Das Menschen- und Weltbild der
Gestalttherapie geht von einem ganzheitlichen holistischen
Konzept der menschlichen Natur aus, in dem Körper, Geist
und Psyche eine zusammenhängende Einheit darstellen. Ebenso
wird das Universum als zusammenhängendes Ganzes verstanden,
in dem alle Elemente sich in einem ständig verändernden
Prozeß der organismischen Selbstregulierung befinden. Leben
wird als eine Folge von ständig neu auftauchenden Gestalten
(Formen) begriffen, die danach drängen, geschlossen zu
werden. Die adäquate Selbstregulierung oder der „Gestalt-Bildungsprozess“
wird behindert, wenn der Kontakt des Organismus zu seiner
Umwelt gestört ist.
Die Fähigkeit des Menschen auf die jeweiligen
organismischen Bedürfnisse und Herausforderungen der Umwelt
adäquat antworten zu können, setzt Bewusstheit,
das Wissen und Erkennen von Wahlmöglichkeiten voraus.

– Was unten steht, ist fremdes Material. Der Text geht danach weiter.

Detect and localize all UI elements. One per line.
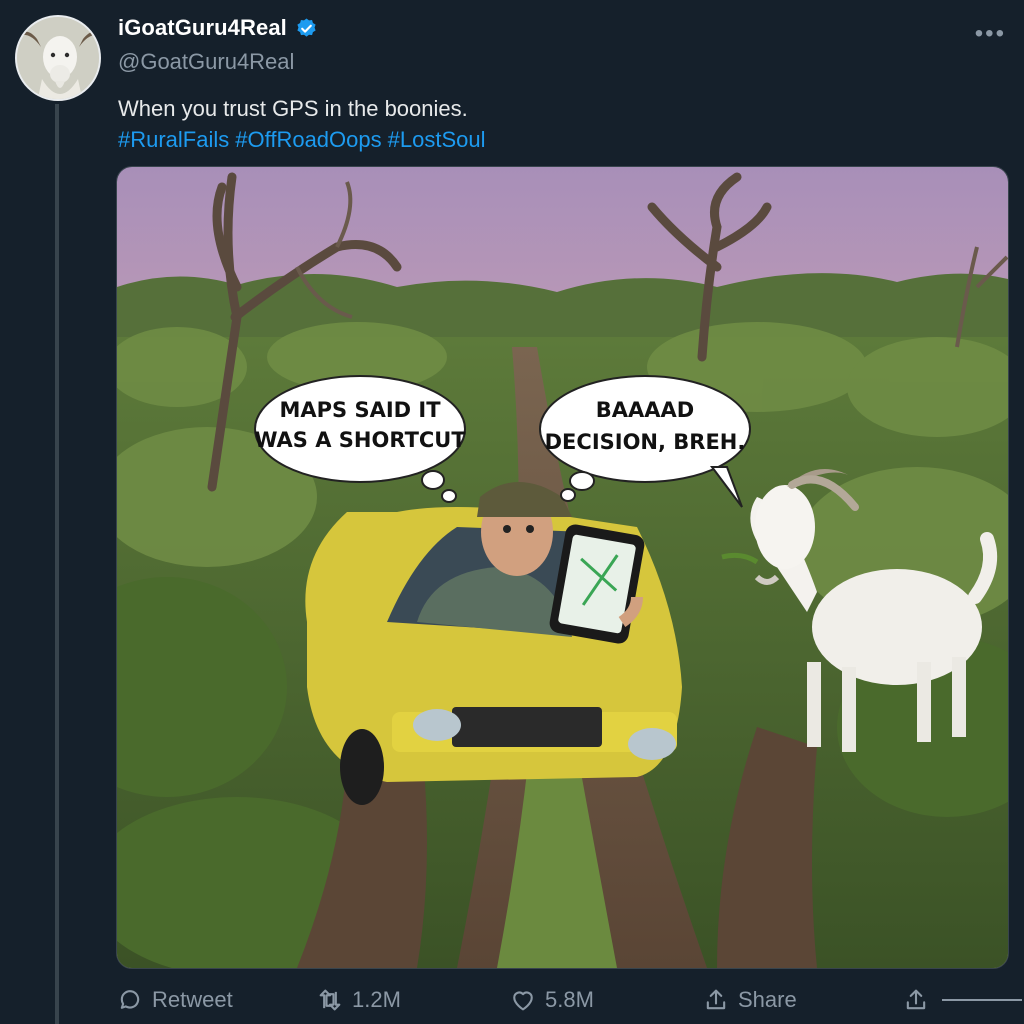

Deswegen ist in der Gestalttherapie die Bewusstheit über
das „Symptom“ die wichtigste Voraussetzung für eine Veränderung.
In dem Maße wie sich die Bewusstheit des Organismus
erweitert, stellt sich die gesunde organismische
Selbstregulierung wieder her.
Die Hauptwerkzeuge eines Gestalttherapeuten sind sein eigenes Gewahrsein, Dialog
und Experimente, wobei er vornehmlich mit dem
Offensichtlichen, mit dem, was er sieht und hört, arbeitet.
Wichtig ist, dass der Klient seine eigenen Antworten findet.
Mögliche
Techniken,
die jedoch nur nachgeordnete Hilfsmittel sind und den Prozeß
nur fördern, nicht jedoch steuern sollen, können folgende
sein:
Traumarbeit, Körperwahrnehmung, Übertreibung, Rollenspiel,
Dialog mit abgespaltenen Anteilen, absichtliche Projektion,
Konfrontation, geleitete Phantasie.
Therapiebeispiel:
Kl: „Ich habe Schwierigkeiten, mich auf die Traumszenen
zu konzentrieren.“ (Der Traum handelte von ihrer Beziehung
zu ihrer toten Mutter).
Th: „ Können sie mehr zu ihren Schwierigkeiten sagen?“
Kl: „Ich fühle mich abgelenkt, die Szenen scheinen weit
weg. Ich merke, dass ich flach atme und ich halte meine Hände
zusammen.“
Th: „Bleiben sie weiter bei diesem Erleben und sagen sie
mir, was sie dabei empfinden.“
Kl: „Ich fühle mich aufgewühlt, meine Schultern sind
verspannt und die Augen tun weh, so, als wollte ich
weinen.“
Th: „Wollen Sie denn weinen?“
Kl: „Ja, aber ich kann nicht.“
Th: „Sind sie sich bewusst, wie sie sich am Weinen
hindern?“
Kl: „Ja, meine Wangen sind sehr hart, als ob mein Kiefer
festgeschraubt wäre. Und die Spannung in meiner Brust hält
mich auch zurück.“
Der Therapeut schlägt ihr eine Veränderung ihrer Position vor, so
dass sie tiefer atmen kann, sowie Entspannungsübungen
für ihren Kiefer. Sobald sie seinem Vorschlag nachkommt,
beginnt sie in heftiges Weinen auszubrechen. Sie erkennt, dass
sie mit dem Weinen endlich um ihre tote Mutter trauert, wozu
sie nicht in der Lage war, als ihre Mutter starb.